Seorang pendukung kebebasan berbicara yang menyatakan, Musk membekukan perusahaan dari sebagian besar infrastruktur dan personil pengatur konten sejak membelinya pada tahun 2022. Perusahaan ini sebagian besar mengandalkan pengguna X untuk mengatur konten untuk disinformasi melalui Catatan Komunitas, fitur yang menambahkan label pada pos ketika pengguna menemukannya menyesatkan.
Musk sering menggunakan platformnya untuk menentang para kritik dan mangalami pemimpin dunia, termasuk Istri Pertama Brasil Rosangela da Silva, yang halaman X-nya diduga diretas tahun lalu. Dan bentrokan dengan otoritas telah membuat Musk mendapat pujian di lingkaran konservatif Brasil, yang telah lama menuduh yudikatif menyerang penyebab mereka.
Jika dipertahankan, larangan judisial berisiko akan menjadikan X kehilangan salah satu pasar terbesarnya di luar AS. Ini mencabut ribuan calon dari alat kampanye populer menjelang pemilihan lokal yang akan berlangsung pada Oktober di lebih dari 5.000 munisipalitas Brasil.
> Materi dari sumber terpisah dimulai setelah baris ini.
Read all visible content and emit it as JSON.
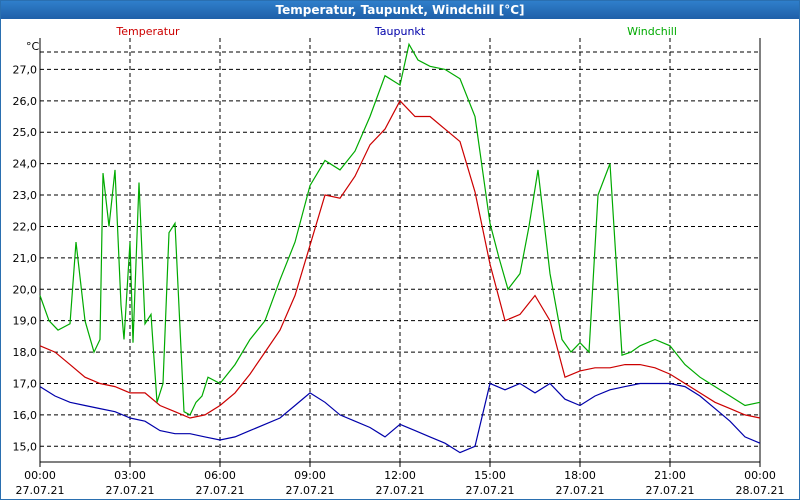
{
  "window": {
    "title": "Temperatur, Taupunkt, Windchill [°C]"
  },
  "colors": {
    "temperatur": "#cc0000",
    "taupunkt": "#0000aa",
    "windchill": "#00aa00",
    "grid": "#000000"
  },
  "chart_data": {
    "type": "line",
    "title": "Temperatur, Taupunkt, Windchill [°C]",
    "ylabel": "°C",
    "ylim": [
      14.5,
      28.0
    ],
    "xlim": [
      0,
      24
    ],
    "grid": true,
    "y_ticks": [
      "15,0",
      "16,0",
      "17,0",
      "18,0",
      "19,0",
      "20,0",
      "21,0",
      "22,0",
      "23,0",
      "24,0",
      "25,0",
      "26,0",
      "27,0"
    ],
    "y_tick_values": [
      15,
      16,
      17,
      18,
      19,
      20,
      21,
      22,
      23,
      24,
      25,
      26,
      27
    ],
    "x_ticks": [
      {
        "time": "00:00",
        "date": "27.07.21"
      },
      {
        "time": "03:00",
        "date": "27.07.21"
      },
      {
        "time": "06:00",
        "date": "27.07.21"
      },
      {
        "time": "09:00",
        "date": "27.07.21"
      },
      {
        "time": "12:00",
        "date": "27.07.21"
      },
      {
        "time": "15:00",
        "date": "27.07.21"
      },
      {
        "time": "18:00",
        "date": "27.07.21"
      },
      {
        "time": "21:00",
        "date": "27.07.21"
      },
      {
        "time": "00:00",
        "date": "28.07.21"
      }
    ],
    "x_tick_values": [
      0,
      3,
      6,
      9,
      12,
      15,
      18,
      21,
      24
    ],
    "legend": [
      "Temperatur",
      "Taupunkt",
      "Windchill"
    ],
    "series": [
      {
        "name": "Temperatur",
        "color": "#cc0000",
        "x": [
          0,
          0.5,
          1,
          1.5,
          2,
          2.5,
          3,
          3.5,
          4,
          4.5,
          5,
          5.5,
          6,
          6.5,
          7,
          7.5,
          8,
          8.5,
          9,
          9.5,
          10,
          10.5,
          11,
          11.5,
          12,
          12.5,
          13,
          13.5,
          14,
          14.5,
          15,
          15.5,
          16,
          16.5,
          17,
          17.5,
          18,
          18.5,
          19,
          19.5,
          20,
          20.5,
          21,
          21.5,
          22,
          22.5,
          23,
          23.5,
          24
        ],
        "values": [
          18.2,
          18.0,
          17.6,
          17.2,
          17.0,
          16.9,
          16.7,
          16.7,
          16.3,
          16.1,
          15.9,
          16.0,
          16.3,
          16.7,
          17.3,
          18.0,
          18.7,
          19.8,
          21.4,
          23.0,
          22.9,
          23.6,
          24.6,
          25.1,
          26.0,
          25.5,
          25.5,
          25.1,
          24.7,
          23.1,
          20.8,
          19.0,
          19.2,
          19.8,
          19.0,
          17.2,
          17.4,
          17.5,
          17.5,
          17.6,
          17.6,
          17.5,
          17.3,
          17.0,
          16.7,
          16.4,
          16.2,
          16.0,
          15.9
        ]
      },
      {
        "name": "Taupunkt",
        "color": "#0000aa",
        "x": [
          0,
          0.5,
          1,
          1.5,
          2,
          2.5,
          3,
          3.5,
          4,
          4.5,
          5,
          5.5,
          6,
          6.5,
          7,
          7.5,
          8,
          8.5,
          9,
          9.5,
          10,
          10.5,
          11,
          11.5,
          12,
          12.5,
          13,
          13.5,
          14,
          14.5,
          15,
          15.5,
          16,
          16.5,
          17,
          17.5,
          18,
          18.5,
          19,
          19.5,
          20,
          20.5,
          21,
          21.5,
          22,
          22.5,
          23,
          23.5,
          24
        ],
        "values": [
          16.9,
          16.6,
          16.4,
          16.3,
          16.2,
          16.1,
          15.9,
          15.8,
          15.5,
          15.4,
          15.4,
          15.3,
          15.2,
          15.3,
          15.5,
          15.7,
          15.9,
          16.3,
          16.7,
          16.4,
          16.0,
          15.8,
          15.6,
          15.3,
          15.7,
          15.5,
          15.3,
          15.1,
          14.8,
          15.0,
          17.0,
          16.8,
          17.0,
          16.7,
          17.0,
          16.5,
          16.3,
          16.6,
          16.8,
          16.9,
          17.0,
          17.0,
          17.0,
          16.9,
          16.6,
          16.2,
          15.8,
          15.3,
          15.1
        ]
      },
      {
        "name": "Windchill",
        "color": "#00aa00",
        "x": [
          0,
          0.3,
          0.6,
          1,
          1.2,
          1.5,
          1.8,
          2,
          2.1,
          2.3,
          2.5,
          2.7,
          2.8,
          3,
          3.1,
          3.3,
          3.5,
          3.7,
          3.9,
          4.1,
          4.3,
          4.5,
          4.8,
          5,
          5.2,
          5.4,
          5.6,
          6,
          6.5,
          7,
          7.5,
          8,
          8.5,
          9,
          9.5,
          10,
          10.5,
          11,
          11.5,
          12,
          12.3,
          12.6,
          13,
          13.5,
          14,
          14.5,
          15,
          15.3,
          15.6,
          16,
          16.3,
          16.6,
          17,
          17.4,
          17.7,
          18,
          18.3,
          18.6,
          19,
          19.4,
          19.7,
          20,
          20.5,
          21,
          21.5,
          22,
          22.5,
          23,
          23.5,
          24
        ],
        "values": [
          19.8,
          19.0,
          18.7,
          18.9,
          21.5,
          19.0,
          18.0,
          18.4,
          23.7,
          22.0,
          23.8,
          19.5,
          18.4,
          21.5,
          18.3,
          23.4,
          18.9,
          19.2,
          16.4,
          17.0,
          21.8,
          22.1,
          16.1,
          16.0,
          16.4,
          16.6,
          17.2,
          17.0,
          17.6,
          18.4,
          19.0,
          20.3,
          21.5,
          23.3,
          24.1,
          23.8,
          24.4,
          25.5,
          26.8,
          26.5,
          27.8,
          27.3,
          27.1,
          27.0,
          26.7,
          25.5,
          22.1,
          21.0,
          20.0,
          20.5,
          22.0,
          23.8,
          20.5,
          18.4,
          18.0,
          18.3,
          18.0,
          23.0,
          24.0,
          17.9,
          18.0,
          18.2,
          18.4,
          18.2,
          17.6,
          17.2,
          16.9,
          16.6,
          16.3,
          16.4
        ]
      }
    ]
  }
}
Sebuah survei Desember menemukan bahwa 29% pengguna ponsel pintar di Brasil telah menginstal X. Pada kuartal pertama 2024, platform ini memiliki sekitar 20 juta pengguna aktif di negara tersebut, menurut Sensor Tower, sebuah perusahaan data, turun sekitar 15% dari tahun sebelumnya.
Platform media sosial lainnya sebelumnya melanggar Regulasi Internet. Tahun lalu, seorang hakim memerintahkan agar Telegram sementara ditutup setelah layanan pesan tersebut gagal membagikan data pengguna dari konten neo-Nazi yang otoritas katakan terkait dengan serangan di sekolah Brasil.
WhatsApp, layanan pesan yang dimiliki oleh Meta Platforms Inc., juga secara singkat dilarang pada tahun 2016 karena gagal mematuhi perintah pengadilan untuk membagikan data pengguna.